Oral Presentation 43rd Lorne Genome Conference 2022

A new female embryonic stem cell system that reveals the BAF complex as a key regulator of the establishment of X chromosome inactivation (#26)

Andrew Keniry 1 , Natasha Jansz 1 , Quentin Gouil 1 , Kelsey Breslin 1 , Tamara Beck 1 , Douglas Hilton 1 , Jose Polo 2 , Marnie Blewitt 1
  1. Walter and Eliza Hall Institute, Parkville, VIC, Australia
  2. Monash University, Melbourne

Epigenetic gene silencing facilitates cell-type specific transcriptional signatures and is therefore fundamental to shaping cell identity in both development and disease. The silencing process is necessarily complex, multilayered and not fully understood despite significant research effort. X chromosome inactivation (XCI) is the mammalian compensation mechanism that ensures equal gene dosage between XX females and XY males, resulting in near complete silencing of one female X chromosome. XCI is therefore a powerful system in which to study epigenetic silencing across hundreds of loci in parallel.

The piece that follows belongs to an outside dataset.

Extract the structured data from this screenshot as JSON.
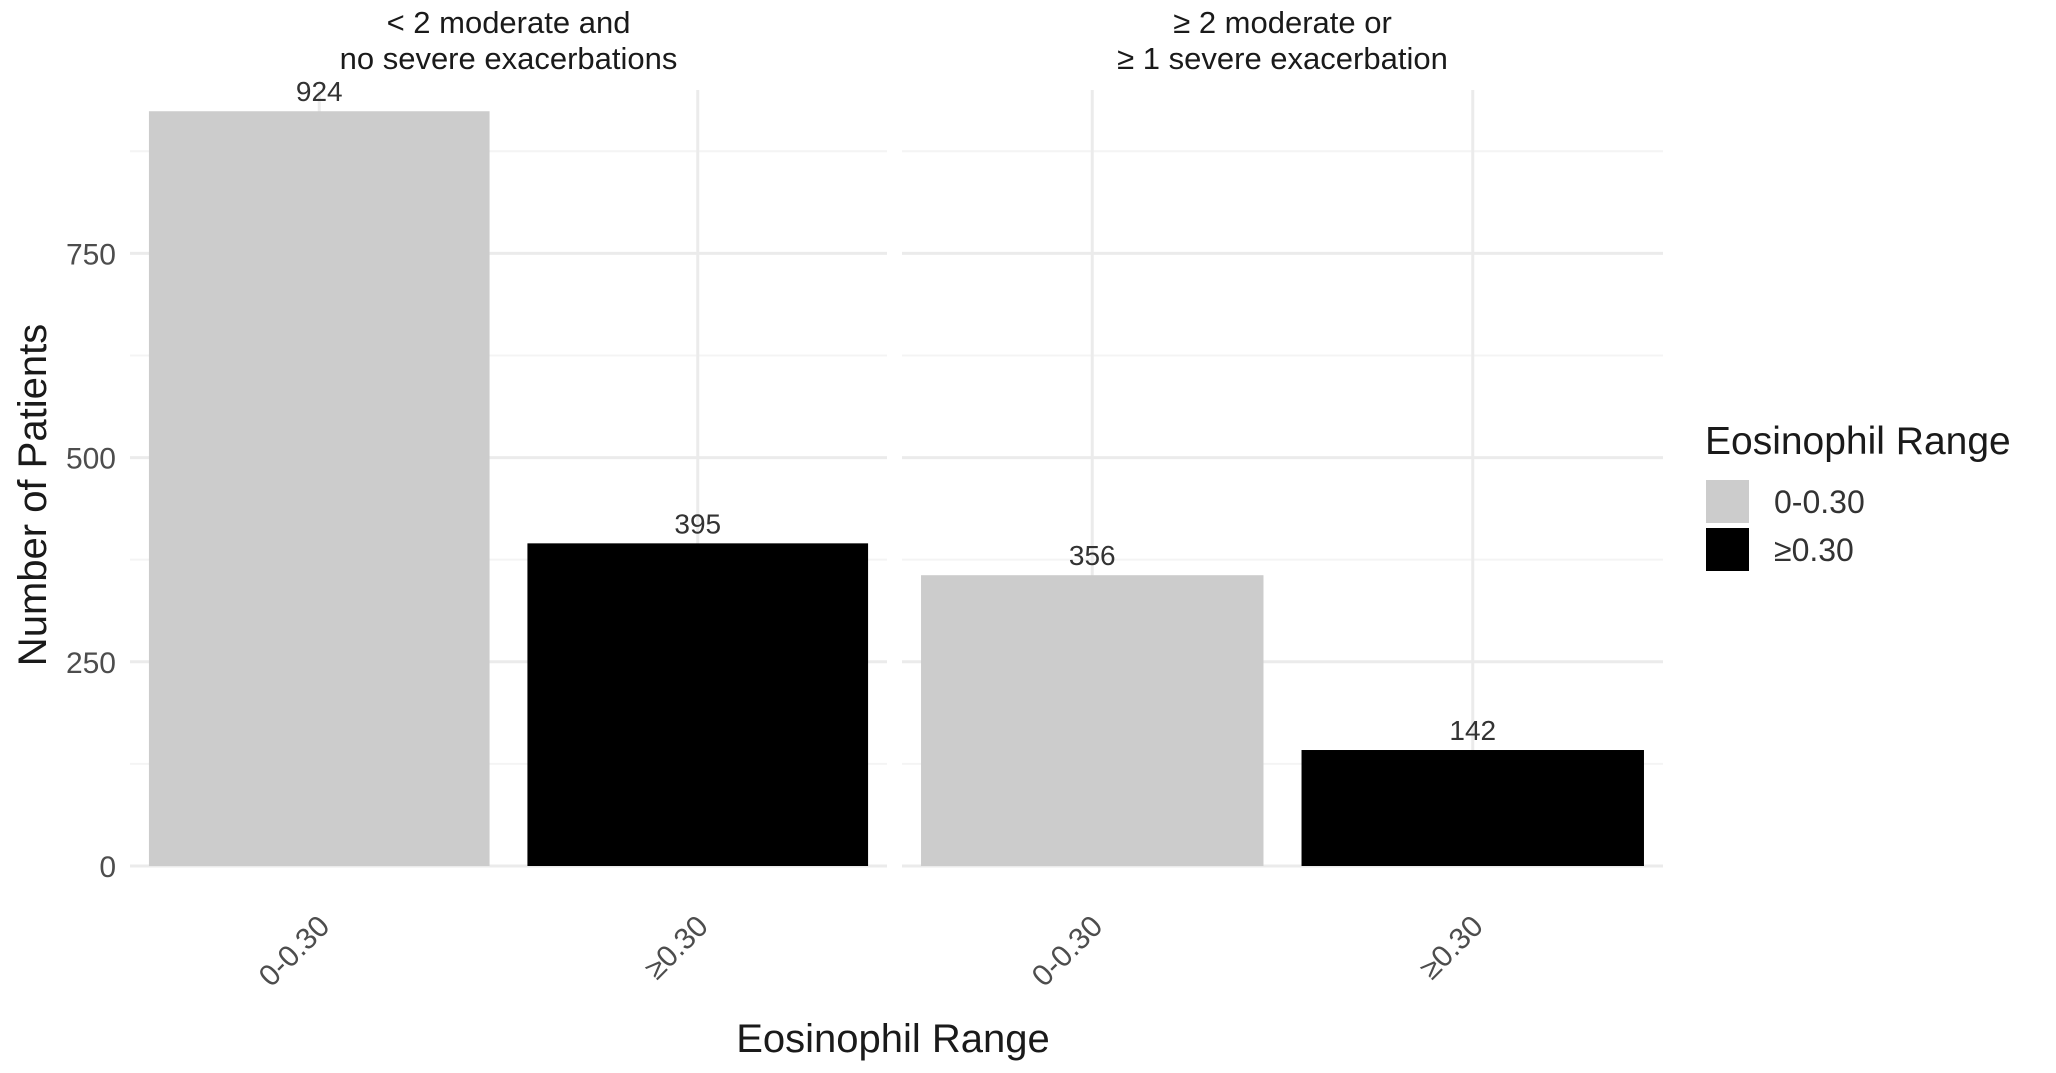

In vitro, female embryonic stem cells (ESCs), like the blastocyst cells from which they derive, have activity from both X chromosomes. Upon differentiation ESCs undergo XCI creating an active (Xa) and an inactive (Xi) X chromosome in an apparently random process. Female ESCs therefore present as an enticing system in which to study XCI, however complications with in vitro maintenance of these cells have severely limited their use. To create a tractable female ESC line, we have tagged each X chromosome with different fluorescent reporters, to monitor activity from each X rapidly and accurately by FACs, allowing us to perform the first screens for regulators of XCI in native female cells. We reveal the chromatin remodellers Smarcc1 and Smarca4, members of the BAF complex, as key regulators of establishment of X inactivation. These remodellers create a nucleosome depleted region at gene promotors on the inactive X during exit from pluripotency, without which gene silencing fails. Chromatin relaxation may therefore be a required initial step in the process of establishing epigenetic gene silencing.